The Livingston, West Lothian-based company, now part of the Pentland Group but run independently, says it has taken the step as the global textile industry comes under increasing scrutiny over its carbon emissions, now ranked second only to the oil sector.
The business, which is working on the scheme alongside the Pentland Centre for Sustainability in Business at Lancaster University, says that research demonstrates that reforestation is one of the key interventions by which the quantity of carbon in the atmosphere can be reduced.
Initially, the project will aim to restore mangrove forests in the Maputo Bay region of Mozambique, which will also provide employment for local people as well as providing habitats for rare species of wildlife.

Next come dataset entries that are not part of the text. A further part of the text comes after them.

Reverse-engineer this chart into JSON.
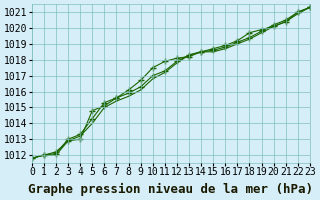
{
  "title": "Graphe pression niveau de la mer (hPa)",
  "background_color": "#d6eef8",
  "grid_color": "#7fbfbf",
  "line_color": "#1a6600",
  "x_min": 0,
  "x_max": 23,
  "y_min": 1011.5,
  "y_max": 1021.5,
  "yticks": [
    1012,
    1013,
    1014,
    1015,
    1016,
    1017,
    1018,
    1019,
    1020,
    1021
  ],
  "xticks": [
    0,
    1,
    2,
    3,
    4,
    5,
    6,
    7,
    8,
    9,
    10,
    11,
    12,
    13,
    14,
    15,
    16,
    17,
    18,
    19,
    20,
    21,
    22,
    23
  ],
  "series1": [
    [
      0,
      1011.8
    ],
    [
      1,
      1012.0
    ],
    [
      2,
      1012.2
    ],
    [
      3,
      1012.9
    ],
    [
      4,
      1013.0
    ],
    [
      5,
      1014.8
    ],
    [
      6,
      1015.1
    ],
    [
      7,
      1015.6
    ],
    [
      8,
      1016.1
    ],
    [
      9,
      1016.7
    ],
    [
      10,
      1017.5
    ],
    [
      11,
      1017.9
    ],
    [
      12,
      1018.1
    ],
    [
      13,
      1018.2
    ],
    [
      14,
      1018.5
    ],
    [
      15,
      1018.7
    ],
    [
      16,
      1018.9
    ],
    [
      17,
      1019.2
    ],
    [
      18,
      1019.7
    ],
    [
      19,
      1019.9
    ],
    [
      20,
      1020.1
    ],
    [
      21,
      1020.4
    ],
    [
      22,
      1021.0
    ],
    [
      23,
      1021.3
    ]
  ],
  "series2": [
    [
      0,
      1011.8
    ],
    [
      1,
      1012.0
    ],
    [
      2,
      1012.1
    ],
    [
      3,
      1013.0
    ],
    [
      4,
      1013.3
    ],
    [
      5,
      1014.3
    ],
    [
      6,
      1015.3
    ],
    [
      7,
      1015.6
    ],
    [
      8,
      1015.9
    ],
    [
      9,
      1016.3
    ],
    [
      10,
      1017.0
    ],
    [
      11,
      1017.3
    ],
    [
      12,
      1017.9
    ],
    [
      13,
      1018.3
    ],
    [
      14,
      1018.5
    ],
    [
      15,
      1018.6
    ],
    [
      16,
      1018.8
    ],
    [
      17,
      1019.1
    ],
    [
      18,
      1019.4
    ],
    [
      19,
      1019.8
    ],
    [
      20,
      1020.2
    ],
    [
      21,
      1020.5
    ],
    [
      22,
      1021.0
    ],
    [
      23,
      1021.3
    ]
  ],
  "series3": [
    [
      0,
      1011.8
    ],
    [
      1,
      1012.0
    ],
    [
      2,
      1012.0
    ],
    [
      3,
      1012.9
    ],
    [
      4,
      1013.2
    ],
    [
      5,
      1014.0
    ],
    [
      6,
      1015.0
    ],
    [
      7,
      1015.4
    ],
    [
      8,
      1015.7
    ],
    [
      9,
      1016.1
    ],
    [
      10,
      1016.8
    ],
    [
      11,
      1017.2
    ],
    [
      12,
      1017.8
    ],
    [
      13,
      1018.3
    ],
    [
      14,
      1018.5
    ],
    [
      15,
      1018.5
    ],
    [
      16,
      1018.7
    ],
    [
      17,
      1019.0
    ],
    [
      18,
      1019.3
    ],
    [
      19,
      1019.7
    ],
    [
      20,
      1020.1
    ],
    [
      21,
      1020.4
    ],
    [
      22,
      1020.9
    ],
    [
      23,
      1021.3
    ]
  ],
  "title_fontsize": 9,
  "tick_fontsize": 7
}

The company is also looking at planting native species of trees in its home country, Scotland.
Announcing the initiative today, Endura co-founder and brand director Pamela Barclay said: “It’s one world, so we’ll plant trees wherever we can do it quickly, cheaply, and wherever they’ll be protected.
“We continue to work hard to drive authentic sustainability across the whole product offering and the business, but our brand has a long way to go.”
Other initiatives previously announced by Endura to make its products more sustainable include the clothing it makes being PFC-free since 2018, a repair service for items that have become damaged, and donating 1 per cent of its net profit to good causes.
Barclay said: “The reality of our brand’s environmental impact lies in three main areas: the dying of fabrics, the energy required to run factories, and product end of life.”
The company says that it tackles the first of those issues by working with ethical dying mills, but says it has no influence on the energy industry in China, and cannot address end-of life issues on its own.
While it is undertaking research to develop “a chemical recycling process that can operate at scale and shift the mindset of the industry – and even the government,” it acknowledges that “these challenges are about infrastructure which will take years to change.”
Co-founder and managing director Jim McFarlane pointed out that time is running out to tackle the climate crisis, which he believes must take priority over anything else.
“The one thing we must focus on now is the climate emergency,” he said. “Once the ice caps have melted you’re not going to refreeze them any time soon – that’s the reason for our Million Trees initiative.”
Barclay added: “We would hate to look back and think we could have done something and we didn’t … that’s really, I suppose, what’s driving these efforts.
“It’s not tinkering around the edges. It’s not a gimmick. It’s not a jacket made out of fishing rope.
“We need to focus on the real things that will make a difference. If we don’t stop climate change, we won’t have a world to clean up.”